TheBit has continued the discussion of jihad
on his blog, A Muslim Under Progress. I choose to reply because TheBit has been courteous and respectful as a brother in Islam, and I have nothing but reciprocal respect for him as a muslim. He writes:
As might have been evident, I do not claim to be an upholder of the Classical interpretation (I have a slightly different understanding). Yet, even I would not simply dismiss their interpretation or understanding with the ease with which Aziz seemed to do so. But I do not have the comfort of falling back on my sectarian affiliations and annoucing my sectarian rivals as "wrong". The first three "Sunni" Caliphs (ra) form an integral part of the major divison in Islam, and I am forced to accept their status.
That they engaged in wars of aggression, to gain politial control, is, therefore, an important aid in an understanding of the Qur'an. I did mention that we must try to ascertain the meaning of the words as understood in the cultural environment of Revelation. Evidently, based on a cursory examination of history alone, Jihaad seems to have been understood as a term implying "the utmost use of physical force".
There is an interesting reversal of causality here. My sectarian affiliation as a Shi'a is not the cause for my disagreement regarding the legitimacy of the Sunni Caliphs.
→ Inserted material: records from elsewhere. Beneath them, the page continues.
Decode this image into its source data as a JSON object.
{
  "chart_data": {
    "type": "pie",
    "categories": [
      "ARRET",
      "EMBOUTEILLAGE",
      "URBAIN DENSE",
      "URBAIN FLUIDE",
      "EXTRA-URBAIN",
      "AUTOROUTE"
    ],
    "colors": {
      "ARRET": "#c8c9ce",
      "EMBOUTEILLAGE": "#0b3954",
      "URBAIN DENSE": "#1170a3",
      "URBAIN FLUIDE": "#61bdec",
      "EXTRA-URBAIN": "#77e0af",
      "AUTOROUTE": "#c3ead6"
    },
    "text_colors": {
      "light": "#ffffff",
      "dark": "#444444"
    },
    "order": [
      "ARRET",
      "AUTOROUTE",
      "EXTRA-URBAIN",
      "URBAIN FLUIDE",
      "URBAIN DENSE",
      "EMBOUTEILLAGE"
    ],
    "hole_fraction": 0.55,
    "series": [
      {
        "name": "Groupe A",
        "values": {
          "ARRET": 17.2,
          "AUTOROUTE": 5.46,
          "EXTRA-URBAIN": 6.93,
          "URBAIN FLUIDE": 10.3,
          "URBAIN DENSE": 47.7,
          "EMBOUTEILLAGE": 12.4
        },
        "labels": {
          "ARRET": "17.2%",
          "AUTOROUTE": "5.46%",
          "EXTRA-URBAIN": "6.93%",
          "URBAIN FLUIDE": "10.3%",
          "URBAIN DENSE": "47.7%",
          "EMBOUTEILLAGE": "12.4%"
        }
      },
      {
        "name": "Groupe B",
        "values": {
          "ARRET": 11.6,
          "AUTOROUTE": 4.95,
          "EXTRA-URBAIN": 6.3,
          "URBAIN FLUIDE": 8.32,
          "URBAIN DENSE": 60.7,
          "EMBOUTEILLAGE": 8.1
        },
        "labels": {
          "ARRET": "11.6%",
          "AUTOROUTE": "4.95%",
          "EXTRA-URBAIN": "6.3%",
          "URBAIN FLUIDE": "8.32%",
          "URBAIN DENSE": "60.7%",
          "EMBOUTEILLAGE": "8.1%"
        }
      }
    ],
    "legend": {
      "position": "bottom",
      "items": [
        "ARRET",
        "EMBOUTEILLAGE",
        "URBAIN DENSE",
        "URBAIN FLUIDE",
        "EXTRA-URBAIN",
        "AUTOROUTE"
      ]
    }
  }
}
I simply adhere to the comand of the Prophet SAW, who said at Ghadir-e-Kum:
man kuntu mawlahu fa `Aliyyun mawlahu
There are over 700 separate isnad
(chains of transmission) that record this hadith, from Sunni sources
, listed on the Ithna Ashari website, al-islam.org.
It is because I follow the words of my Prophet SAW, that I am defined as Shi'a. By referring to my disagreement as "sectarian", TheBit has marginalized my belief in favor of a political assumption. This is my religion
, not a game to me.
Therefore I recognize that as a historical fact, three men took the title of Caliph after the death of the Prophet SAW - this is not an opinion, or interpretation, it is fact.
I am NOT compelled or forced to accept their legitimacy as leaders of Islam, however. There is no rationale for assuming their actions had anything to do with Islam - in fact, if you accept the hadith above, then it is an inexorable logical conclusion that they were operating outside Islam from the beginning of their ascension.
Therefore, their wars of aggression are irrelevant to my understanding of the Qur'an, or of jihad. In fact, the Caliphs are utterly irrelevant. They are a dry well from which there will be no water to slake the thirst of theologic inquiry. If TheBit chooses to be forced to incorporate their actions into his understanding of jihad, that is his prerogative. But to assert that their actions impose any meaning on Islam itself is to put cart before horse. Islam was perfected by Allah and given to Muhamad SAW to disseminate to mankind. IT is immune to the actions of its followers. Or its hypocrites.
TheBit also says that we MUST "ascertain the meaning of the words as understood in the cultural environment of Revelation" - this is something new to me. The cultural environment of the Revelation is also irrelevant to Islam. If TheBit chooses to factor it into his understanding then that is also his prerogative, but it is certainly neither necessary nor sufficient.
Ultimately, I am not concerned with how jihad was interpreted by usurpers, or caliphs, or non-muslims. I am not interested in jihad as a cultural, literary, or political tradition. I am solely concerned with jihad as a fundamental part of my religion. There can only be Truth and Falsehood.